In the reconstructed interactive virtual scenes, aided by the motion chains and constraint information reflected in the scene graph, robots can engage in task and motion planning [3,4]. The simulation results are shown in Figure 6. In recent related work [5], based on the scene graph representation described earlier, robots can directly perform complex task planning using graph editing distance and efficiently generate actions.
This work presents a novel scene reconstruction problem and scene graph representation that provide essential information for robot autonomous planning and offer interactive virtual scenes with functionality similar to real-world scenes for simulation testing. Furthermore, a complete computer vision system has been developed to address the proposed scene reconstruction problem. The experiments demonstrate the effectiveness of the proposed scene reconstruction method and the potential of the scene graph representation in robot autonomous planning.

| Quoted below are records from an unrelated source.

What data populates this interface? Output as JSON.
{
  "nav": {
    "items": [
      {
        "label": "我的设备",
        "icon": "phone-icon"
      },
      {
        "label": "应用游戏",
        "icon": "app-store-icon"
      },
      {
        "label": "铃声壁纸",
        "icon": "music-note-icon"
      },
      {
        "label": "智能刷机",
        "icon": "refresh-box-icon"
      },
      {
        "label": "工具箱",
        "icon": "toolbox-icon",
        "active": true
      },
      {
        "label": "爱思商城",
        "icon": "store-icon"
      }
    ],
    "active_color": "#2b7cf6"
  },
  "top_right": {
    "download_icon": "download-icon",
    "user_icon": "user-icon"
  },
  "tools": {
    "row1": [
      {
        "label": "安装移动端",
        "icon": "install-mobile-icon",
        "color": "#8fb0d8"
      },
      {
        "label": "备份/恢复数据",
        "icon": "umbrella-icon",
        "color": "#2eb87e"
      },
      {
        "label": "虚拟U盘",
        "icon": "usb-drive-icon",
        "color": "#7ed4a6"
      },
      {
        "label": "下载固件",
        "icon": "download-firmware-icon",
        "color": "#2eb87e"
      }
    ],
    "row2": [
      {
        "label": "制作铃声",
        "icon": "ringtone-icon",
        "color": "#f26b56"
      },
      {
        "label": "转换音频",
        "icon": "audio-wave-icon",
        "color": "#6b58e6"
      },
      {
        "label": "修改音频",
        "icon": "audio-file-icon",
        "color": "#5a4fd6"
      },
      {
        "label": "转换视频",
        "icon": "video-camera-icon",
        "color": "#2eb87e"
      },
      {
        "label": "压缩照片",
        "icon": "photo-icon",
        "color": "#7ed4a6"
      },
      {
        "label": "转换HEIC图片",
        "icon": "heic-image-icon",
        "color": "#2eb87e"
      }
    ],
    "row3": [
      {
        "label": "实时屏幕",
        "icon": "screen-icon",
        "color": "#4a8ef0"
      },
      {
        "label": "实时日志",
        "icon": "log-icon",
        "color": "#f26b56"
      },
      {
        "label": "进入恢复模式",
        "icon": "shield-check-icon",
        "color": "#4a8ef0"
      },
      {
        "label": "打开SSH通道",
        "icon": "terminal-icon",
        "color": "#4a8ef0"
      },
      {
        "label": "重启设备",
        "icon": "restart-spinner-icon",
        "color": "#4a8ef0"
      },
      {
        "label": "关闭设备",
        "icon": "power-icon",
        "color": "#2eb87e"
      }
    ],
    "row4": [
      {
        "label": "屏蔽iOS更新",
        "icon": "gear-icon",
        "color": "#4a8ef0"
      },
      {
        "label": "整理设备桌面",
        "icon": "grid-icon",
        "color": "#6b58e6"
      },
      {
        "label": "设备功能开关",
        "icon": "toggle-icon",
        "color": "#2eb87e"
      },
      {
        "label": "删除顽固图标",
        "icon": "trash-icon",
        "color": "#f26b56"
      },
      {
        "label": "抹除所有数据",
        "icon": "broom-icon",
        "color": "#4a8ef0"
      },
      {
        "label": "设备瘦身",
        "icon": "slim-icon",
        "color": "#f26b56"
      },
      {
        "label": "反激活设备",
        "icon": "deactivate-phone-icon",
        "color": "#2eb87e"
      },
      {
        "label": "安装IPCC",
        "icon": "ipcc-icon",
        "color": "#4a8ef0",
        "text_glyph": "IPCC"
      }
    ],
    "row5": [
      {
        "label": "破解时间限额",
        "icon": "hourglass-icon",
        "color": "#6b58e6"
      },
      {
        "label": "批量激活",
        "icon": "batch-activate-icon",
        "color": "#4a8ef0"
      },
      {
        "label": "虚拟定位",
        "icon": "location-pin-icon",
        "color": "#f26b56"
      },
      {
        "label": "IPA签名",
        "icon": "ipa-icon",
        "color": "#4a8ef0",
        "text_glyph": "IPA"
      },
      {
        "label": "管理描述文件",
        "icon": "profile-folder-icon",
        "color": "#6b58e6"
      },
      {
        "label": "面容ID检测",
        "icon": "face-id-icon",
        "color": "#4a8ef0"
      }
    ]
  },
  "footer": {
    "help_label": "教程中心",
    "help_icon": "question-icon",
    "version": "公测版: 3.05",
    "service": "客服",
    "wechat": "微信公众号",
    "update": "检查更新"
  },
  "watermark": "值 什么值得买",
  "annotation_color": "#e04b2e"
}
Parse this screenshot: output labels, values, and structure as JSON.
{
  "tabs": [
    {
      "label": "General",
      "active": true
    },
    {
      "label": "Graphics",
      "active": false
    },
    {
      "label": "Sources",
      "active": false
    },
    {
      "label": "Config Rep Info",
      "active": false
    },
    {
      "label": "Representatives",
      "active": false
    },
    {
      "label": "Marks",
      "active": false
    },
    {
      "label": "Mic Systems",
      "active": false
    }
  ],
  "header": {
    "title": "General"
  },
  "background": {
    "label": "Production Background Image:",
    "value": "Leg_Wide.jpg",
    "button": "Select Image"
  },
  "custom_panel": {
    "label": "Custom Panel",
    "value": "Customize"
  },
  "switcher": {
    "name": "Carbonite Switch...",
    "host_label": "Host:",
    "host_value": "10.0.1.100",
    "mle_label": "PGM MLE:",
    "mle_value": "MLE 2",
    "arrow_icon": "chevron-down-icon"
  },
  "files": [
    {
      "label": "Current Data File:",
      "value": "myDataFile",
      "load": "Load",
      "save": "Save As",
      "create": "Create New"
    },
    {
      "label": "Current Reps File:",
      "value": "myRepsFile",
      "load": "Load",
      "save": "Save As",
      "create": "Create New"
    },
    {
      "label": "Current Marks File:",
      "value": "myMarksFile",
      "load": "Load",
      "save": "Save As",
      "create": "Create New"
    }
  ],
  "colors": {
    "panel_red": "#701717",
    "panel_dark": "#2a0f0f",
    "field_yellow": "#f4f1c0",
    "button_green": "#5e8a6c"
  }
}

Looking ahead, we anticipate further advancements in this work, including achieving more robust and accurate matching between rigid and articulated CAD models and reconstructed geometry, integrating more complex potential action information into the scene graph, and leveraging scene priors for robot planning. Scene graph reconstruction empowers autonomous planning, bringing us closer to more intelligent robots in the near future.
References:
[1] Han, Muzhi, et al. “Scene Reconstruction with Functional Objects for Robot Autonomy.” 2022 International Journal of Computer Vision (IJCV), link.springer.com, 2022.
[2] Han, Muzhi, et al. “Reconstructing Interactive 3D Scenes by Panoptic Mapping and CAD Model Alignments.” 2021 IEEE International Conference on Robotics and Automation (ICRA), ieeexplore.ieee.org, 2021, pp. 12199–206.
[3] Jiao, Ziyuan, et al. “Consolidating Kinematic Models to Promote Coordinated Mobile Manipulations.” 2021 IEEE/RSJ International Conference on Intelligent Robots and Systems (IROS), IEEE, 2021, doi:10.1109/iros51168.2021.9636351.
[4] Jiao, Ziyuan, et al. “Efficient Task Planning for Mobile Manipulation: A Virtual Kinematic Chain Perspective.” 2021 IEEE/RSJ International Conference on Intelligent Robots and Systems (IROS), ieeexplore.ieee.org, 2021, pp. 8288–94.
[5] Jiao, Ziyuan, et al. “Sequential Manipulation Planning on Scene Graph.” 2022 IEEE/RSJ International Conference on Intelligent Robots and Systems (IROS), ieeexplore.ieee.org, 2022.